Boois grew up in this small dusty town on the banks of the Konkiep River, some 140 km south of Helmeringhausen and 80 km north of Goageb. His close relationship with Bethanie gives him a profound understanding of the daily issues faced by all the children. Bethanie is not exactly the focal point of progress and prosperity despite an active farming community in the district.

But Bethanie is not irrelevant in the bigger Namibian picture. The district is huge, surprisingly stretching all the way south to the Fish River Canyon. The main economic activity is agriculture and a smattering of tourism.

There is such a need for the services of the Career Assessment and Mentorship Programme, CAMP for short, that is has grown into a structured, formal organisation in a short time. It is now based at what Boois calls, Camp Campus.

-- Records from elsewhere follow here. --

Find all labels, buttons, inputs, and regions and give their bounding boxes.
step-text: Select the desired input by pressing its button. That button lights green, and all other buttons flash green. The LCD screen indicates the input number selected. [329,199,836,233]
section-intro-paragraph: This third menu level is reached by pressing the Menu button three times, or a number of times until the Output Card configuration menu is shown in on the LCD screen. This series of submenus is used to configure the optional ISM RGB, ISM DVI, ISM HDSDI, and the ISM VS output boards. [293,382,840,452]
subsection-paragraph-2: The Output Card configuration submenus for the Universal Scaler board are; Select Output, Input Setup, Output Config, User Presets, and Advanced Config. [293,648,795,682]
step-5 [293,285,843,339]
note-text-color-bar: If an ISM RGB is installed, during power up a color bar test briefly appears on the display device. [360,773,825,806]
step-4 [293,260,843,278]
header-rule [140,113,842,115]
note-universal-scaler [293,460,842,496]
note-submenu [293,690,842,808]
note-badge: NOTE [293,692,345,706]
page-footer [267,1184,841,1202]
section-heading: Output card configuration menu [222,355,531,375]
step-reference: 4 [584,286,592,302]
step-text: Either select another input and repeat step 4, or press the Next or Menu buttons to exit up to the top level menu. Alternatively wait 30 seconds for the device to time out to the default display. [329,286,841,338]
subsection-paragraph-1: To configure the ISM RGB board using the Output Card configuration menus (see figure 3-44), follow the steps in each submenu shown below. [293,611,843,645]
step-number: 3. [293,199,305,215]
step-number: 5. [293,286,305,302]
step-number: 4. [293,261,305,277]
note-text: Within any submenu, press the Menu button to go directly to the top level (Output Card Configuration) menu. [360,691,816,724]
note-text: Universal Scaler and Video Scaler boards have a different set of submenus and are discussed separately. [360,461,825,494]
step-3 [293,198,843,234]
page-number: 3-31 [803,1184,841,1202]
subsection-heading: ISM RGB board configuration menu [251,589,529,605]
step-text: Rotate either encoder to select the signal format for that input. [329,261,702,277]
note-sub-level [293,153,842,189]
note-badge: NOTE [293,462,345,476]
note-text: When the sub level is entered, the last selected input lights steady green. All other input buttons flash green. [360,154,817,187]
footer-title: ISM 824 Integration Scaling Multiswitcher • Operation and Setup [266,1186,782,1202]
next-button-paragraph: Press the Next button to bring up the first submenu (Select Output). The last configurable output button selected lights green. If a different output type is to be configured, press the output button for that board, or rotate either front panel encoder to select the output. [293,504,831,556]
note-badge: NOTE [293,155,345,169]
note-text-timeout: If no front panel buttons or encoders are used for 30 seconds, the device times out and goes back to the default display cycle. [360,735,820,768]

Camp Campus has many facets, primarily focusing on empowering the children of the Bethanie community through higher education and offering career guidance through early discovery, development and nurturing interventions. The Grade 7 – 12 high school students are all from marginalized communities. The ultimate goal of Camp Campus is to prepare them for university.

Apart from the academic side of CAMP, it also offers various life skills projects such as gardening, tourism, cultural heritage projects, leadership courses for educators as well as youth and community training and development programmes. The activities at the campus have grown to such extent that it attracted the attention of a private sector sponsor as well as the Ministry of Education, Arts and Culture.

Local short term insurer, Hollard Namibia joined forces with CAMP, understanding the importance and relevance of a project of this kind, which they describe as a truly innovative way to make a real difference in the lives of the children attending the project. On a wider scale, CAMP also has a lasting sustainable impact on the people of Bethanie.

Recently Hollard donated furniture, computer equipment and a fully equipped kitchenette, the combined value of which came to around N$125,000.

This was done to enable CAMP to achieve its goal to develop support structures for secondary school learners through career assessment and mapping followed by coaching and mentoring, job shadowing and capacity building across priority economic sectors.

The Minister of Education, Arts and Culture, Hon. Katrina Hanse-Himarwa visited the school on 08 Saturday April 2017 to see for herself the impact that this initiative on the children and the community.